Editor’s note: This market commentary is provided by the Dairy Division at FCStone in Chicago, Ill.
It was a relatively quiet open to the week for the Class III market, After a slightly higher open, prices traded to a mixed close when the spot cheese markets both closed unchanged.
Volume was strong at over 960 contracts traded. Nearby months were mostly higher as they continue to play catch-up to the spot market. From Nov through May, prices closed 2 to 15 higher on the day. Deferred futures, however, were under a little pressure likely as producers were looking to sell with the grain markets moving to new lows. From June through Dec, prices settled steady to 8 lower.
Spot session results:
Block cheese: $1.875 (unchanged)
Barrel cheese: $1.82 (unchanged)
Grade A NFDM: $1.90 (unchanged)
Butter: $1.475 (unchanged)
It was a red day for the grains as reports of strong harvest progress and soybean supplies making their way into the pipeline kept price pressure on the market. The physical market pressure led to a technical sell-off as beans led the way lower, falling by 28.75 cents to $12.7125; corn traded to a fresh low closing down 9.25 cents at $4.3075, and wheat closed down 9.75 cents at $6.8100.

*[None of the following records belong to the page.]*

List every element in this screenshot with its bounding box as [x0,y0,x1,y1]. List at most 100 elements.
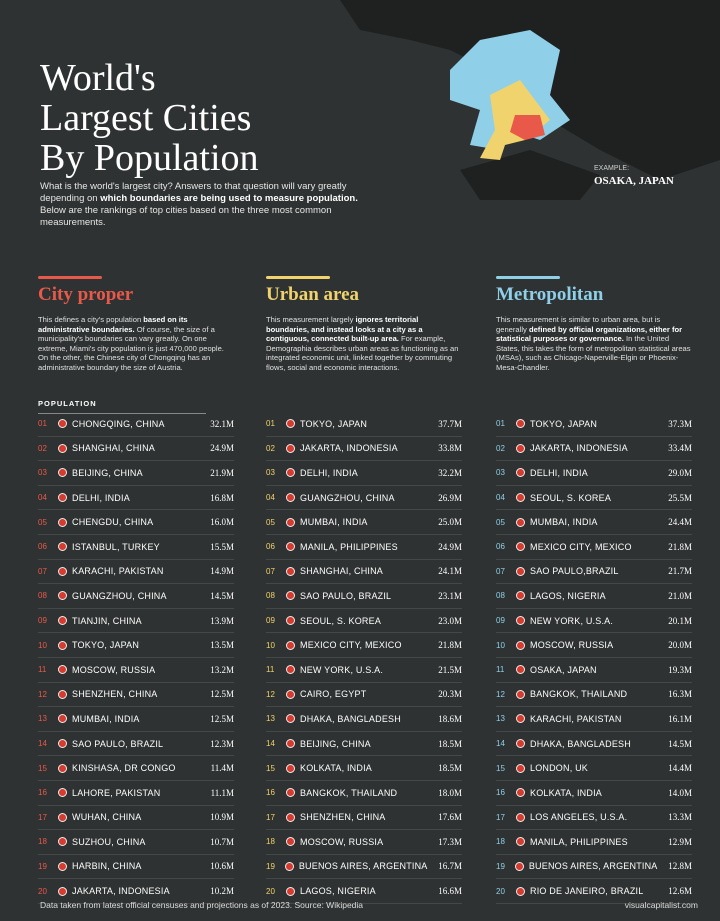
city: CHENGDU, CHINA [72,517,154,528]
rank: 14 [38,739,47,749]
population: 29.0M [668,467,692,478]
city: BANGKOK, THAILAND [530,689,628,700]
rank: 16 [38,788,47,798]
column-title: Urban area [266,284,360,305]
flag [58,886,67,896]
population: 16.6M [438,886,462,897]
population: 20.3M [438,689,462,700]
text-segment: ignores territorial boundaries, and inst… [266,315,423,344]
city: SAO PAULO,BRAZIL [530,566,619,577]
population: 13.5M [210,640,234,651]
population: 14.5M [668,738,692,749]
city: CAIRO, EGYPT [300,689,367,700]
flag [286,812,295,822]
population: 16.3M [668,689,692,700]
population: 24.1M [438,566,462,577]
population: 21.7M [668,566,692,577]
flag [58,419,67,429]
population: 13.2M [210,664,234,675]
population: 16.7M [438,861,462,872]
rank: 02 [266,443,275,453]
table-row: 11 MOSCOW, RUSSIA 13.2M [38,658,234,683]
table-row: 20 LAGOS, NIGERIA 16.6M [266,879,462,904]
table-row: 16 LAHORE, PAKISTAN 11.1M [38,781,234,806]
city: BEIJING, CHINA [72,467,143,478]
flag [58,517,67,527]
population: 17.6M [438,812,462,823]
rank: 12 [496,689,505,699]
text-segment: Below are the rankings of top cities bas… [40,205,332,228]
population: 12.3M [210,738,234,749]
source: Data taken from latest official censuses… [40,900,364,910]
population: 14.9M [210,566,234,577]
flag [58,542,67,552]
table-row: 08 LAGOS, NIGERIA 21.0M [496,584,692,609]
population: 21.5M [438,664,462,675]
flag [58,566,67,576]
flag [286,616,295,626]
flag [286,837,295,847]
population: 20.0M [668,640,692,651]
rank: 17 [266,812,275,822]
population: 12.5M [210,689,234,700]
city: MANILA, PHILIPPINES [530,836,628,847]
rank: 09 [38,616,47,626]
table-row: 17 SHENZHEN, CHINA 17.6M [266,806,462,831]
flag [58,468,67,478]
flag [516,689,525,699]
city: JAKARTA, INDONESIA [530,443,628,454]
rank: 12 [38,689,47,699]
city: SHENZHEN, CHINA [300,812,386,823]
table-row: 13 MUMBAI, INDIA 12.5M [38,707,234,732]
population: 13.9M [210,615,234,626]
text-segment: based on its administrative boundaries. [38,315,188,334]
flag [286,665,295,675]
population: 12.8M [668,861,692,872]
rows: 01 CHONGQING, CHINA 32.1M 02 SHANGHAI, CHINA… [38,412,234,904]
rank: 17 [496,812,505,822]
rank: 04 [266,493,275,503]
city: HARBIN, CHINA [72,861,142,872]
rank: 13 [496,714,505,724]
flag [516,517,525,527]
table-row: 10 TOKYO, JAPAN 13.5M [38,633,234,658]
table-row: 10 MEXICO CITY, MEXICO 21.8M [266,633,462,658]
table-row: 11 OSAKA, JAPAN 19.3M [496,658,692,683]
rank: 07 [496,566,505,576]
city: BUENOS AIRES, ARGENTINA [528,861,658,872]
population: 25.0M [438,517,462,528]
flag [286,689,295,699]
flag [58,812,67,822]
table-row: 02 JAKARTA, INDONESIA 33.4M [496,437,692,462]
intro: What is the world's largest city? Answer… [40,181,370,229]
rank: 11 [496,665,505,675]
rows: 01 TOKYO, JAPAN 37.3M 02 JAKARTA, INDONESIA 3… [496,412,692,904]
city: TIANJIN, CHINA [72,615,142,626]
city: DELHI, INDIA [300,467,358,478]
city: BEIJING, CHINA [300,738,371,749]
table-row: 14 DHAKA, BANGLADESH 14.5M [496,732,692,757]
rank: 15 [496,763,505,773]
city: MUMBAI, INDIA [72,713,140,724]
city: TOKYO, JAPAN [72,640,140,651]
flag [58,788,67,798]
accent-bar [266,276,330,279]
flag [516,616,525,626]
city: LONDON, UK [530,763,589,774]
population: 26.9M [438,492,462,503]
city: SUZHOU, CHINA [72,836,146,847]
map-label: EXAMPLE: [594,165,630,172]
rank: 20 [38,886,47,896]
rank: 06 [266,542,275,552]
flag [286,493,295,503]
table-row: 15 LONDON, UK 14.4M [496,756,692,781]
city: SAO PAULO, BRAZIL [300,590,392,601]
population: 21.0M [668,590,692,601]
rank: 02 [38,443,47,453]
population: 18.5M [438,763,462,774]
population: 18.0M [438,787,462,798]
rank: 03 [38,468,47,478]
rank: 05 [266,517,275,527]
flag [58,665,67,675]
table-row: 14 BEIJING, CHINA 18.5M [266,732,462,757]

After the close, harvest reports had corn 59 percent harvested vs. a 62 percent average, while soybeans were 77 percent harvested ― right in line with their historic average. It’s hard to read too much into the harvest progress numbers, so the big question for today is will we see follow-through technical weakness or can we pull out a “Turnaround Tuesday.”
Follow-through buying from yesterday continues this morning, with corn expected to open 1 to 4 cents higher and beans 5 to 10 higher.